Temos de ter a sensatez e a força de compreender que religião não tem nada a ver com fundamentalismo terrorista, designadamente que muitos muçulmanos sofrem também ataques ferozes por parte de pretensos guardiães das pretensas purezas de uma fé que distorcem, enfim que distinguir a religião islâmica da caricatura nojenta que dela fazem os que usam o terror e o fundamentalismo para desvirtuar o que é uma crença tão respeitável como as demais.

Deus, Jeovah, Allah, são apenas designações diveras do mesmo e único Criador. É estúpido - sobretudo profundamnete estúpido! - que se trucidem pessoas apenas em função e em nome de uma alegada pureza e superioridade de que se arrogam uns quantos - afinal seres de vistas curtas e horizontes muitíssimo limitados! - que não só se arrogam detentores de pretensa verdade absoluta como buscam impô-la pela força e pelo terror a quem dessa pretensa verdade absoluta se desvie um milímetro que seja.

A longo prazo, a vitória sobre estes ignorantes e canhestros fundamentalistas obter-se-á, não pela rejeição ou medo do diferente, mas pela inclusão e diálogo aberto entre os diferentes, inclusão e diálogo que inevitavelmente mostrarão a todos que, afinal, os aparentemente diferentes são essencialmente iguais! Essa será a forma como isolaremos os tumores e os extirparemos do seio da Humanidade! 

Há umas centenas de anos, a Europa dilacerava-se em nome de diferentes conceções religiosas. Um espaço houve onde se podiam juntar todos os que tinham diferentes conceções, desde que de boa vontade, coração puro e espírito de fraternidade para o seu semelhante. Foram as Lojas maçónicas. Aí germinaram as sementes da Tolerância, da Liberdade, da Igualdade, da Fraternidade, do Respeito pelos Direitos Humanos, que conduzirama Humanidade a tempos de Paz e de Progresso.

Hoje, perante a ameaça de fundamentalismos, de extremismos, de populismos, a Maçonaria continua a ser um espaço de diálogo, de fraternidade, de debate entre iguais, ainda que aparentemente diferentes. Aqui se continuam a deitar as sementes, e a cuidar para que germinem e cresçam, da Tolerância, da Paz e da Concórdia.

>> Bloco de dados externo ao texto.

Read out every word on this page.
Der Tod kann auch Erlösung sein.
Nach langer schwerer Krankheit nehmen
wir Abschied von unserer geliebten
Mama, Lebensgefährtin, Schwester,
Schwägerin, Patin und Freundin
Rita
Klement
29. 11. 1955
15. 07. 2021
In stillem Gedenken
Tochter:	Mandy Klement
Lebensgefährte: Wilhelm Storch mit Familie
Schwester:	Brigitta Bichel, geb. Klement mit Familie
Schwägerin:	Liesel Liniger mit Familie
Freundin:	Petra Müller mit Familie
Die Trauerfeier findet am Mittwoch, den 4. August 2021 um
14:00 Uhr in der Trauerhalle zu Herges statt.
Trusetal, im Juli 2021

À bruta força dos extremismos, a Maçonaria contrapõe a Sabedoria, a sã Força e a Beleza das ideias da Tolerância, da Liberdade, da Igualdade, da Fraternidade, do Respeito pelos Direitos Humanos. A Maçonaria, as suas Lojas, os seus debates serenos, a sua Fraternidade, estão na linha de combate ao obscurantismo. E, no final, serão os nossos Valores que vencerão. Porque são as ideias que vencem o terror!